Unwanted Items
Last weekend was the “100 Mile Yard Sale Tour” here in Northeastern Oklahoma. People throughout several towns for “a hundred miles” around sought to sell thousands of personally unwanted items they had amassed over the years, while bargain hunters by the hundreds went out in search of that certain something that they just couldn’t live without – at a “steal” of a price of course.
My wife and I went out and made the shopping circuit on Friday, while sitting at home on Saturday and watching a fairly steady parade of bargain-seekers stopping by a neighbor’s yard to peruse their old and unwanted items. At one point, some folks in a fairly nice pickup truck with a boat and trailer in tow pulled up and parked near the neighbor’s driveway, so that they could get out and take a look at the items for sale there. And I got to thinking…
Just imagine with me for a moment, the following scenario…
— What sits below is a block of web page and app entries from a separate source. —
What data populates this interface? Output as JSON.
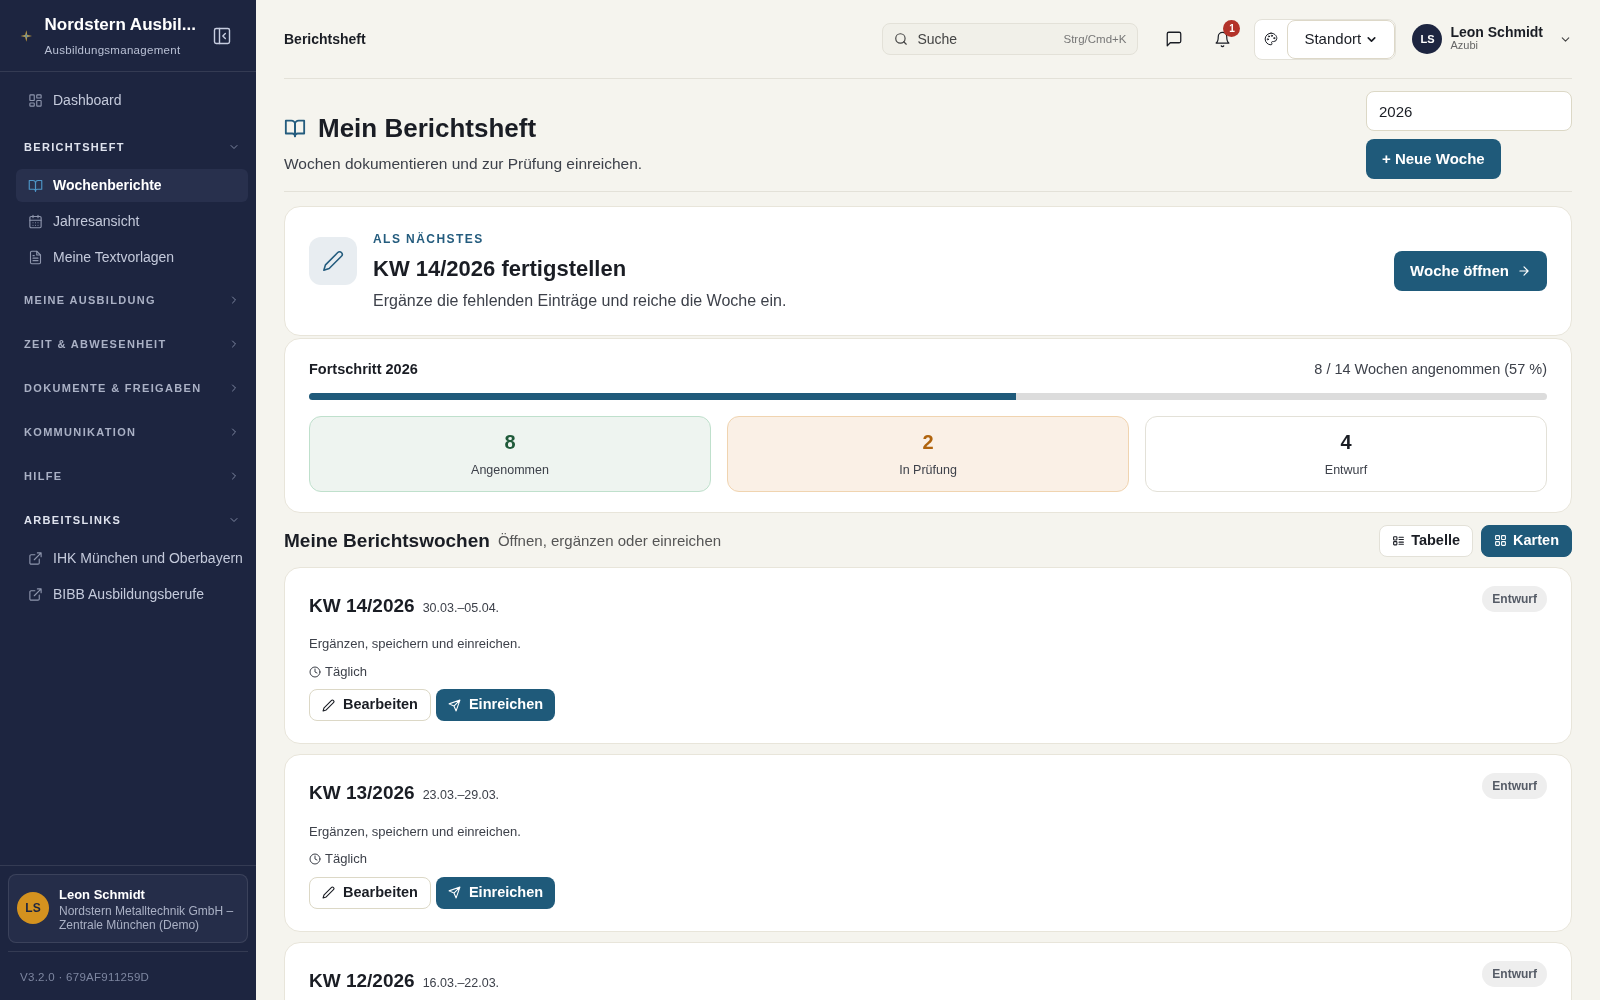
{
  "sidebar": {
    "app_name": "Nordstern Ausbil...",
    "app_subtitle": "Ausbildungsmanagement",
    "nav": [
      {
        "kind": "link",
        "label": "Dashboard",
        "selected": false
      },
      {
        "kind": "group",
        "label": "BERICHTSHEFT",
        "expanded": true,
        "children": [
          {
            "label": "Wochenberichte",
            "selected": true
          },
          {
            "label": "Jahresansicht",
            "selected": false
          },
          {
            "label": "Meine Textvorlagen",
            "selected": false
          }
        ]
      },
      {
        "kind": "group",
        "label": "MEINE AUSBILDUNG",
        "expanded": false
      },
      {
        "kind": "group",
        "label": "ZEIT & ABWESENHEIT",
        "expanded": false
      },
      {
        "kind": "group",
        "label": "DOKUMENTE & FREIGABEN",
        "expanded": false
      },
      {
        "kind": "group",
        "label": "KOMMUNIKATION",
        "expanded": false
      },
      {
        "kind": "group",
        "label": "HILFE",
        "expanded": false
      },
      {
        "kind": "group",
        "label": "ARBEITSLINKS",
        "expanded": true,
        "children": [
          {
            "label": "IHK München und Oberbayern",
            "selected": false
          },
          {
            "label": "BIBB Ausbildungsberufe",
            "selected": false
          }
        ]
      }
    ],
    "user": {
      "initials": "LS",
      "name": "Leon Schmidt",
      "org": "Nordstern Metalltechnik GmbH – Zentrale München (Demo)"
    },
    "version": "V3.2.0 · 679AF911259D"
  },
  "header": {
    "breadcrumb": "Berichtsheft",
    "search": {
      "placeholder": "Suche",
      "shortcut": "Strg/Cmd+K"
    },
    "notification_count": "1",
    "location_select": "Standort",
    "user": {
      "initials": "LS",
      "name": "Leon Schmidt",
      "role": "Azubi"
    }
  },
  "page": {
    "title": "Mein Berichtsheft",
    "subtitle": "Wochen dokumentieren und zur Prüfung einreichen.",
    "year_field": "2026",
    "new_button": "+ Neue Woche"
  },
  "next_step": {
    "eyebrow": "ALS NÄCHSTES",
    "title": "KW 14/2026 fertigstellen",
    "text": "Ergänze die fehlenden Einträge und reiche die Woche ein.",
    "button": "Woche öffnen"
  },
  "progress": {
    "title": "Fortschritt 2026",
    "summary": "8 / 14 Wochen angenommen (57 %)",
    "level": 0.571,
    "stats": [
      {
        "kind": "accepted",
        "value": "8",
        "label": "Angenommen"
      },
      {
        "kind": "review",
        "value": "2",
        "label": "In Prüfung"
      },
      {
        "kind": "draft",
        "value": "4",
        "label": "Entwurf"
      }
    ]
  },
  "weeks_section": {
    "title": "Meine Berichtswochen",
    "subtitle": "Öffnen, ergänzen oder einreichen",
    "views": [
      {
        "label": "Tabelle",
        "selected": false
      },
      {
        "label": "Karten",
        "selected": true
      }
    ]
  },
  "weeks": [
    {
      "title": "KW 14/2026",
      "dates": "30.03.–05.04.",
      "status": "Entwurf",
      "note": "Ergänzen, speichern und einreichen.",
      "frequency": "Täglich",
      "edit_button": "Bearbeiten",
      "submit_button": "Einreichen"
    },
    {
      "title": "KW 13/2026",
      "dates": "23.03.–29.03.",
      "status": "Entwurf",
      "note": "Ergänzen, speichern und einreichen.",
      "frequency": "Täglich",
      "edit_button": "Bearbeiten",
      "submit_button": "Einreichen"
    },
    {
      "title": "KW 12/2026",
      "dates": "16.03.–22.03.",
      "status": "Entwurf"
    }
  ]
}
A family gets up bright and early on Saturday morning to set up their once a year yard sale. In the process of putting their no longer wanted items out on display, they happen to drop one of the old, chipped, china cups that they were going to seek to sell for a meager ten cents apiece. It hits the concrete driveway and shatters into a dozen different pieces. The person who dropped it picks them all up and casually tosses them into the nearby garbage can. Later on that morning, a brand new, fully-loaded, highly-lifted, heavy duty, top of the line pickup truck worth around $80,000, towing a brand new speedboat worth in excess of $80,000, pulls up to the yard sale sight. The driver gets out, sees the busted cup in the garbage can, AND LEGITIMATELY offers to give those folks both the truck, boat, and trailer – straight up even no less – for just the broken cup!
Now, at first you would probably think this guy was crazy. After all, who would pay such an infinitely high price by comparison, for such a useless, ‘worthless,’ busted and broken vessel? The fact is, that almighty God not only would, but absolutely did – paying infinitely far more by comparison for each one of us broken, empty, and sin-stained human beings, than even the “extreme” illustration cited above would seem to indicate (1 Ptr. 1:17-21)!
And so, the only question that remains is: If a person/family can/will get up that early on a Saturday morning to set out a yard sale in hopes of making a few bucks that will most likely be gone by Monday, how can they or anyone else then, knowing the infinite price that God paid for them, not be grateful and thankful enough to get up on a Sunday morning and come to worship? To celebrate and appropriately say “Thank You” to this all-loving God for the inestimable price He paid for them, and His priceless present that will last, for all eternity (Romans 5+6)?